“They Desired That the Holy Ghost Should Be Given Unto Them”

Brant Gardner

It is unclear what action was performed at this time. The twelve had already been preaching, and now after prayer they minister to the people. The combination of ministering and the exact repetition of the worlds that Jesus had spoken indicates an ordinance more than a teaching occasion. Our hint here is that “they desired that the Holy Ghost should be given unto them.” In this context, it would appear that the particular ministration was giving the gift of the Holy Ghost, for that is also what appears to have been given to the twelve on the previous day. (3 Nephi 18:36-37).

This is only slightly problematic for modern audiences, particularly because the very next event will be mass baptisms. It would appear that the order of things is wrong, as we understand that we are baptized first, and then given the Gift of the Holy Ghost.

It is most probable that the people who were in Bountiful were already believing members of the church, and that they had gathered together in Bountiful on the basis of that commonality. They would already have been baptized, and therefore able to receive the next ordinance. Of course this explanation raises yet another question, for we also understand in modern practice that one need only be baptized once. However, re-baptism was not unusual in the early modern church.
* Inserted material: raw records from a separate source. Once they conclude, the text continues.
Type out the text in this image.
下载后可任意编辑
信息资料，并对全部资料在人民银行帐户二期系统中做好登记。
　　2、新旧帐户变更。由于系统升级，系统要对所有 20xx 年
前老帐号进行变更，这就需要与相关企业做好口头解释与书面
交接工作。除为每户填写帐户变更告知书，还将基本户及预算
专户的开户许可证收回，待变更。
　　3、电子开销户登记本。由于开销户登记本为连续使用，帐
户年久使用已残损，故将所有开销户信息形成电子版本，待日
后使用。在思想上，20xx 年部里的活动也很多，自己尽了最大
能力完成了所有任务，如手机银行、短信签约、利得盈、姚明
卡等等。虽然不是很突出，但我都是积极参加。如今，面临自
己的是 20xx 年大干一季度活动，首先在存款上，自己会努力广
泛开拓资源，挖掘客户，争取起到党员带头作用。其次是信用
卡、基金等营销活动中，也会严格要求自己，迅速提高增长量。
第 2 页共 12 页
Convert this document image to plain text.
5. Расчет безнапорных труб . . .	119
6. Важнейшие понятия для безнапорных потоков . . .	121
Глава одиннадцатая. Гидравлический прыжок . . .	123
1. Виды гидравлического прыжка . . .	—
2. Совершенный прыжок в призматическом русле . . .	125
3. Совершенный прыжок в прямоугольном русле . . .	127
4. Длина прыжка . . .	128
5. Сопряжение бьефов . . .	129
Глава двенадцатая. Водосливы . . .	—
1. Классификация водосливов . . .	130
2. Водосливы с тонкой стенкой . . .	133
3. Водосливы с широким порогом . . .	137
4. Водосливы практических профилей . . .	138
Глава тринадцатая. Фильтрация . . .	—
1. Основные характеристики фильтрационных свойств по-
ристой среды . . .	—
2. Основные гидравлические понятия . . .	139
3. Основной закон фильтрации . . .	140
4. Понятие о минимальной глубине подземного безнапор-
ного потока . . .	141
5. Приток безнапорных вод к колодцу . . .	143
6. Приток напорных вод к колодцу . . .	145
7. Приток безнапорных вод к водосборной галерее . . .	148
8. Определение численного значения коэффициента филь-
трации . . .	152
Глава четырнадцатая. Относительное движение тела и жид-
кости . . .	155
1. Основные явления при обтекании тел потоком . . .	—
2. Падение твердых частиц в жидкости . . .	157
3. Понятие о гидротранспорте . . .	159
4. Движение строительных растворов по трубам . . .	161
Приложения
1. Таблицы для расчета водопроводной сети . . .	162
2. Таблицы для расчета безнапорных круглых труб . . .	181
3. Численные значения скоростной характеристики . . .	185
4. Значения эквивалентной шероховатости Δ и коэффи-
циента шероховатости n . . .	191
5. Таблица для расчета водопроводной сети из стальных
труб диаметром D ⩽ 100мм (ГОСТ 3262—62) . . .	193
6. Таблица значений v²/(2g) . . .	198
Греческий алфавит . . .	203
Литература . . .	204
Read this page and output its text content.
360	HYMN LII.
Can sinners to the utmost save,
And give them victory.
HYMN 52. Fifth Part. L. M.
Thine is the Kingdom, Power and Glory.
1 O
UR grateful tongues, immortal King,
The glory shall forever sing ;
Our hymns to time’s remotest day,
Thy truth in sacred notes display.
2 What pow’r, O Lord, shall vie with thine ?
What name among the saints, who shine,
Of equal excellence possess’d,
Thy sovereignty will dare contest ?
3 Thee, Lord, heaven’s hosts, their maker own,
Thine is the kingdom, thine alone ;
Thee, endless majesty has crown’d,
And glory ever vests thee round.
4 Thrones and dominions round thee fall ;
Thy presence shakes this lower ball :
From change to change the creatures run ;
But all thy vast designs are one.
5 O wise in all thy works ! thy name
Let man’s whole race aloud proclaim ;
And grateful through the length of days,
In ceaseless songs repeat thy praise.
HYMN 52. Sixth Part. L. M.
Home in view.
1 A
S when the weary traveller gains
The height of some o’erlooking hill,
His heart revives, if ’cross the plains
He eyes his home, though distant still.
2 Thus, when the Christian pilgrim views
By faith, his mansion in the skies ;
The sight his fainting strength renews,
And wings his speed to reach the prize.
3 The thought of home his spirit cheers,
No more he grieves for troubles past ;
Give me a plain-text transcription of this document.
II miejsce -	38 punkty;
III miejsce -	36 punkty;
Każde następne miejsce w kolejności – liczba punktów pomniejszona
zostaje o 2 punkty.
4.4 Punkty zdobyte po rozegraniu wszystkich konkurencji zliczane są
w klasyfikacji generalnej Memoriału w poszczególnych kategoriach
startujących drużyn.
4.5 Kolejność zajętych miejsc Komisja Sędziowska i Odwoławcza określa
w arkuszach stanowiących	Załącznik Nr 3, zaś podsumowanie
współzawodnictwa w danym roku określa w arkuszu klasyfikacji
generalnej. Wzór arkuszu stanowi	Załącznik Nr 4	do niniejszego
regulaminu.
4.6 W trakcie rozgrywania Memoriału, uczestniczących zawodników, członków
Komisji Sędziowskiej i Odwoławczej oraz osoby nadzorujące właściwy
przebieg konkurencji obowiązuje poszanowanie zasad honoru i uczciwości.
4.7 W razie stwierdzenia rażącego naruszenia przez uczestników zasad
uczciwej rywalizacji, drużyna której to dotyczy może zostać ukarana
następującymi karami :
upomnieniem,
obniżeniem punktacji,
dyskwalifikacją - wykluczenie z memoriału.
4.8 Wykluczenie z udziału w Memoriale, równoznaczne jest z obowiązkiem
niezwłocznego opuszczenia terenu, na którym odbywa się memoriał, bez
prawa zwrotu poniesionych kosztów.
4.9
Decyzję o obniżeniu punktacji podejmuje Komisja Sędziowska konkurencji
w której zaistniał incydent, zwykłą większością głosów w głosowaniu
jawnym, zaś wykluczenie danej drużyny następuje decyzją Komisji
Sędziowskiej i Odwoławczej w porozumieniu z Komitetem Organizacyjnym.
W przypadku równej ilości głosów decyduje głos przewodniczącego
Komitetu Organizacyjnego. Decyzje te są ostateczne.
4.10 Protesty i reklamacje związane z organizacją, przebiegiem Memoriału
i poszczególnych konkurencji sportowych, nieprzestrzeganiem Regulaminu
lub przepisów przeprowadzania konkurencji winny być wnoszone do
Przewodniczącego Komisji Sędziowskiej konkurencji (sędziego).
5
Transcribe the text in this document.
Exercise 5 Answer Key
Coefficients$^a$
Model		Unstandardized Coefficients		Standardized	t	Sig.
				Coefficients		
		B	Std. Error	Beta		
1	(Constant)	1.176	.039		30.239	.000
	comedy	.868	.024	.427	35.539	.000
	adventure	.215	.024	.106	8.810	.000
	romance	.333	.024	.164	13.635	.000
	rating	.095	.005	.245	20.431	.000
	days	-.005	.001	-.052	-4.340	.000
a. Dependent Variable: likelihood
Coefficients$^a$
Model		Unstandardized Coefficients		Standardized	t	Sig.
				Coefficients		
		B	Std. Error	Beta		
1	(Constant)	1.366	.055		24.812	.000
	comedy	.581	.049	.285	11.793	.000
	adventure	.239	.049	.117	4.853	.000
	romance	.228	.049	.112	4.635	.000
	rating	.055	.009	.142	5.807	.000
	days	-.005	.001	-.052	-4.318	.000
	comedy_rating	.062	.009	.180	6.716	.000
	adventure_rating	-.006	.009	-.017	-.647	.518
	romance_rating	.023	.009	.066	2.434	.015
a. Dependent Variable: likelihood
“Elder Andrus left Salt Lake City more than two months before Elder Snow and on 30 May arrived in St. Louis where he was met by Orson Pratt and Horace S. Eldridge. While waiting for Erastus Snow he kept busy. In one of his letters to the Deseret News he reported:

 I began to feel after the Saints and found many disaffected and the Holy Spirit came upon me, when I thought of the best plan to save the most: and I counseled them to renew their covenants by rebaptism, and by making new records as the old were imperfect. I also opened the door to those who had been cut off, only forbidding such as were forbidden by all laws this side of the mountains. The result is, the Saints are rejoicing and bear testimony that they have never felt better in their lives; and about twenty-five more have been baptized, some of whom had been cut off… .” (The Saints and St. Louis, 1831-1857: an Oasis of Tolerance and Security by Stanley B. Kimball Fn, BYU Studies, vol. 13 (1972-1973), Number 4 - Summer 1973 512.)

 “The Church-wide home missionaries created the style and traditional procedures which were used in subsequent missionary work to the Saints, and which persisted after the cause of home missionary work had withered. In 1855, a widespread vigorous missionary work was conducted both by regular officers of the Church and special missionaries. The need for reform was preached from the pulpit and taught in the homes. Repentance and rebaptism were the results of this concerted effort to bring the Mormons to a more spiritual style of living. James S. Brown described his labors as a missionary during the reformation by indicating that from 1856 to 1859 he baptized or rebaptized 400 persons and visited with the catechism from house to house.” (Missionaries To the Saints by A. Glen Humpherys , BYU Studies, vol. 17 (1976-1977), Number 1 - Autumn 1976 76.)

 “For many years [in the nineteenth century] it had been common for members to rededicate themselves to building up the Kingdom through rebaptism. This practice was not considered essential to salvation but was a symbol of rededication. On other occasions the Saints were rebaptized as a symbolic gesture related to blessings for their health, entry into the United Order, preparation for marriage and even for going to the temple if they had not been there for some time.” (The Practice of Rebaptism at Nauvoo by D. Michael Quinn Fn, BYU Studies, vol. 18 (1977-1978), Number 2 - Winter 1978 226.)

While rebaptism is no longer practiced, there is no reason to assume that it could not have been practiced by the Nephites. In their case, there was an additional reason for  being baptized again. Although their baptism was for remission of sins, it was a baptism where the symbolic force was that of water for cleansing. After the resurrection of the Savior, the Christian baptism took on an additional symbolic context of the death and resurrection. Thus the Nephites were renewing covenants, and transforming their religious practice from the pre-Christian symbolism to the post-Christian symbolism. It was fitting that they should renew their covenants by renewing a baptism that was now even more intimately connected to the Atonement and the Savior.